IL-17aは,神経発達障害のマウスモデルにおける社交性を促進する
Michael Douglas Reed1,2, Yeong Shin Yim1,2, Ralf D Wimmer1,2,3
1The Picower Institute for Learning and Memory, Massachusetts Institute of Technology, Cambridge, MA, USA.
Nature
|December 20, 2019
まとめ
発熱のような炎症は 神経発達障害の社会的行動を 一時的に改善します この研究は,炎症時に生成されるインタールイキン-17a (IL-17a) が,脳の活動を変化させることで,この効果を誘発することを明らかにしています.
科学分野:
- 神経科学
- 免疫学
- 遺伝学
背景:
- 自閉症スペクトル障害の子どもは 発熱時に行動が改善され 炎症と神経発達障害の関連が示されています
- 母親の免疫活性化 (MIA) と遺伝子変異 (Cntnap2,Fmr1,Shank3) は,神経発達障害を研究するためのモデルである.
研究 の 目的:
- ネズミのモデルにおける社会的行動の欠陥に対する炎症の有益な効果の背後にある分子と神経のメカニズムを調査する.
- MIAモデルにおける炎症への反応と,神経発達障害の遺伝モデルを比較する.
主な方法:
- MIAに曝されたマウスと遺伝子モデル (Cntnap2,Fmr1,Shank3欠乏) は,リポポリサカリド (LPS) で炎症を誘発した.
- 主要体感皮質の失粒区 (S1DZ) のニューロン活性が測定されました.
- サイトカインのレベル,特にIL-17aは分析されました.
- IL- 17aを直接投与し,IL- 17受容体サブユニットa (IL- 17Ra) をブロックした.
主要な成果:
- LPS投与は,S1DZニューロンの活動低下と相関する,MIAの子どもの社会的行動の欠陥を一時的に救済した.

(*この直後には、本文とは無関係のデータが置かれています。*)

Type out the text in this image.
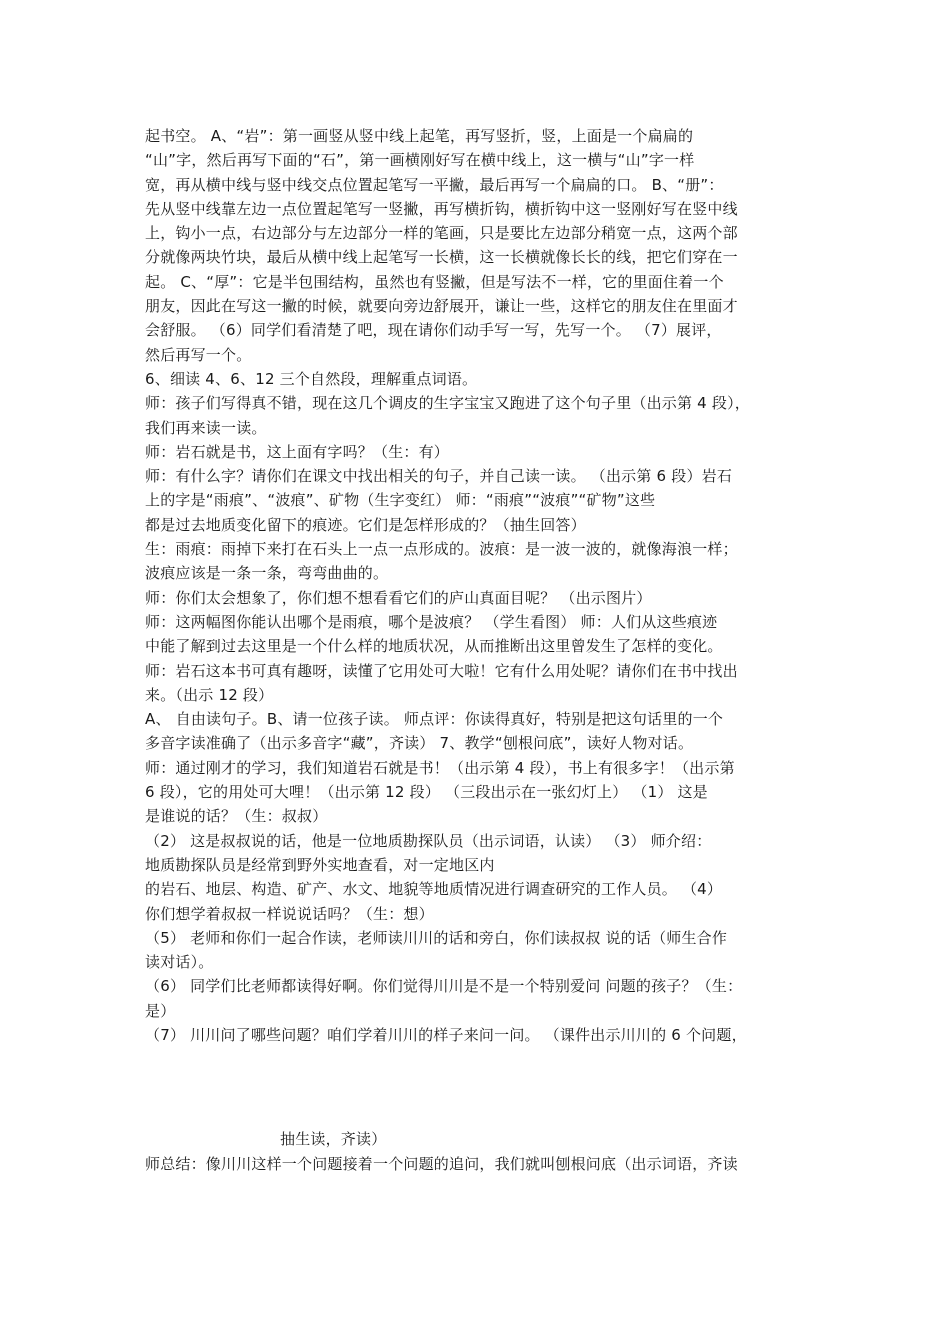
起书空。 A、“岩”：第一画竖从竖中线上起笔，再写竖折，竖，上面是一个扁扁的
“山”字，然后再写下面的“石”，第一画横刚好写在横中线上，这一横与“山”字一样
宽，再从横中线与竖中线交点位置起笔写一平撇，最后再写一个扁扁的口。 B、“册”：
先从竖中线靠左边一点位置起笔写一竖撇，再写横折钩，横折钩中这一竖刚好写在竖中线
上，钩小一点，右边部分与左边部分一样的笔画，只是要比左边部分稍宽一点，这两个部
分就像两块竹块，最后从横中线上起笔写一长横，这一长横就像长长的线，把它们穿在一
起。 C、“厚”：它是半包围结构，虽然也有竖撇，但是写法不一样，它的里面住着一个
朋友，因此在写这一撇的时候，就要向旁边舒展开，谦让一些，这样它的朋友住在里面才
会舒服。 （6）同学们看清楚了吧，现在请你们动手写一写，先写一个。 （7）展评，
然后再写一个。
6、细读 4、6、12 三个自然段，理解重点词语。
师：孩子们写得真不错，现在这几个调皮的生字宝宝又跑进了这个句子里（出示第 4 段），
我们再来读一读。
师：岩石就是书，这上面有字吗？（生：有）
师：有什么字？请你们在课文中找出相关的句子，并自己读一读。 （出示第 6 段）岩石
上的字是“雨痕”、“波痕”、矿物（生字变红） 师：“雨痕”“波痕”“矿物”这些
都是过去地质变化留下的痕迹。它们是怎样形成的？（抽生回答）
生：雨痕：雨掉下来打在石头上一点一点形成的。波痕：是一波一波的，就像海浪一样；
波痕应该是一条一条，弯弯曲曲的。
师：你们太会想象了，你们想不想看看它们的庐山真面目呢？ （出示图片）
师：这两幅图你能认出哪个是雨痕，哪个是波痕？ （学生看图） 师：人们从这些痕迹
中能了解到过去这里是一个什么样的地质状况，从而推断出这里曾发生了怎样的变化。
师：岩石这本书可真有趣呀，读懂了它用处可大啦！它有什么用处呢？请你们在书中找出
来。（出示 12 段）
A、 自由读句子。B、请一位孩子读。 师点评：你读得真好，特别是把这句话里的一个
多音字读准确了（出示多音字“藏”，齐读） 7、教学“刨根问底”，读好人物对话。
师：通过刚才的学习，我们知道岩石就是书！（出示第 4 段），书上有很多字！（出示第
6 段），它的用处可大哩！（出示第 12 段） （三段出示在一张幻灯上） （1） 这是
是谁说的话？（生：叔叔）
（2） 这是叔叔说的话，他是一位地质勘探队员（出示词语，认读） （3） 师介绍：
地质勘探队员是经常到野外实地查看，对一定地区内
的岩石、地层、构造、矿产、水文、地貌等地质情况进行调查研究的工作人员。 （4）
你们想学着叔叔一样说说话吗？（生：想）
（5） 老师和你们一起合作读，老师读川川的话和旁白，你们读叔叔 说的话（师生合作
读对话）。
（6） 同学们比老师都读得好啊。你们觉得川川是不是一个特别爱问 问题的孩子？（生：
是）
（7） 川川问了哪些问题？咱们学着川川的样子来问一问。 （课件出示川川的 6 个问题，
抽生读，齐读）
师总结：像川川这样一个问题接着一个问题的追问，我们就叫刨根问底（出示词语，齐读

- LPSは遺伝子モデルにおける社会的な欠陥を 解決しなかった.
- IL-17aの生成の違いが,LPSに対する反応の違いを説明した.
- S1DZへの直接的なIL-17a供給は,MIAと遺伝子モデルの両方で社会的赤字を救済しました.
- S1DZニューロンのIL-17Raをブロックすると,MIAの子孫のLPS誘発の行動的救済が廃止されました.
結論:
- 炎症時にIL-17aの生成を伴う神経免疫メカニズムは,神経発達障害における社会的行動の欠陥を改善する.
- IL-17aは,中枢神経系のニューロン活動に直接作用し,特にS1DZで,社会的行動を改善します.